Eurozone Situation Becoming 'More Serious', According to SEB
The eurozone situation is becoming more serious, according to a SEB Nordic Outlook. The report suggests that conflicting interests and deficient problem awareness has blocked crisis management efforts and created political dithering. The world economy, it states, will be close to recession in 2012 and growth will be lacklustre in 2013 as well.
The gross domestic product (GDP) of the 34 industrialised Organisation for Economic Co-operation and Development (OECD) countries will grow by 1.2% in 2012 and 1.8% in 2013. The risk of worse performance is greater than the probability of stronger GDP growth, mainly due to the eurozone crisis and worsened credit conditions. The eurozone will show negative growth in 2012 (-0.4%). The US economy will grow more strongly.
One bright spot in the economic gloom will be China, with growth of about 8%, but because of problems in the construction sector, risks have increased in that country as well. The journey from imbalance to balance and greater normality will take several years, will be troublesome and will squeeze living standards in the West.
Right now the world economy needs more stimuli. Slower growth will make the task of achieving the established fiscal tightening targets more difficult and will increase the political risk premium. But SEB does not anticipate further austerity measures; the risks are too large and may create a downward economic spiral, leading to further decline in growth and social unrest. SEB expects the impact of fiscal austerity in the OECD countries to be more than 1% of GDP in both 2012 and 2013.
Although there is very limited room for stimulus, measures to combat high unemployment will enjoy high priority. Central banks are under increasing political pressure to continue their ultra-loose monetary policies. The European Central Bank (ECB) will use its limited manoeuvring room to lower the key interest rate to 1% and let its securities portfolio expand by another €500bn during 2012. This monetary policy is possible because underlying global inflation is falling.

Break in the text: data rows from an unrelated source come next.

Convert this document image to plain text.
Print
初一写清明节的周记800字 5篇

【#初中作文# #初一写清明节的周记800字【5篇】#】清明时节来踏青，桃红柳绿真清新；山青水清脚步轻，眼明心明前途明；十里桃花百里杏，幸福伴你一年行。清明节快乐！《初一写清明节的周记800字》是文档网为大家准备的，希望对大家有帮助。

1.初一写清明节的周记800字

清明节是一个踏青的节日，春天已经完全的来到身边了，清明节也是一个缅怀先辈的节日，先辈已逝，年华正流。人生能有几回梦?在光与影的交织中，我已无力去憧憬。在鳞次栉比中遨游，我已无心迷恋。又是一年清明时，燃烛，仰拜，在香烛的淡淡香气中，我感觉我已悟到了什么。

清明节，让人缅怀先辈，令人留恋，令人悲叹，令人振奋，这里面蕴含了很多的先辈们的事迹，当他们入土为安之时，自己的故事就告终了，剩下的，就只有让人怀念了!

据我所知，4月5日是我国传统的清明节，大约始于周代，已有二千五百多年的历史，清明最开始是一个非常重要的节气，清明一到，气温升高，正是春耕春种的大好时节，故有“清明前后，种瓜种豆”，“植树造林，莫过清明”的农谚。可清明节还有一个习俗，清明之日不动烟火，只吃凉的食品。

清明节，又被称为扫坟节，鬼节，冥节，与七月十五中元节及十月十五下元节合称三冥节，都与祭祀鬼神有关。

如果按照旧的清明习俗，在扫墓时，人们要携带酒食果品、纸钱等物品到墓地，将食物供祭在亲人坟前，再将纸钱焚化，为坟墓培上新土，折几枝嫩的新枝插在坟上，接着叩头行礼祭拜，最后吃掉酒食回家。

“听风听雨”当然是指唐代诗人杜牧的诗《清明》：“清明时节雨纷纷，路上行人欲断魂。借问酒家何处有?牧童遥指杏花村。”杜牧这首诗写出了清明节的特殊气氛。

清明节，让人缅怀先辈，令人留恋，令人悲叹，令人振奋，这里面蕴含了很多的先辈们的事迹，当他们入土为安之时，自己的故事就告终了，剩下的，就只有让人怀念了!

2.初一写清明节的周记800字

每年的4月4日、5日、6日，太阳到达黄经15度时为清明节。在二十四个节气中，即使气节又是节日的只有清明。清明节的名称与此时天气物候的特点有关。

Meanwhile restructuring and new regulations for the banking sector mean that there will be a greater risk of credit contraction than expansion. The determination and resilience of political systems to implement necessary but unpopular belt-tightening policies will be emphatically tested in 2012. There is a great risk of continued political uncertainty and turmoil on both the national and international level.
The euro project has a steep slope to climb in terms of credibility due to major structural problems in some eurozone economies, weaknesses in the financial system, unfinished eurozone institutions and increased political risks. The future of the euro is uncertain, and this will hamper growth and force businesses and financial institutions to prepare for the unthinkable: that the euro in its current shape may disappear.
This autumn’s crisis solutions have failed to gain credibility among international investors, including central banks and large sovereign investment funds. By increasing its purchases of sovereign bonds, the ECB will solve the short-term liquidity problems of countries and give political leaders time to solve the main problems – solvency, competitiveness and eurozone institutions – but meanwhile also decrease political pressure for change. Germany’s Chancellor, Angela Merkel, has more clearly begun to chart a path towards European political union, which will be a necessary development in order to ensure the cohesiveness of the euro project, but the citizens of the EU must be persuaded of its advantages.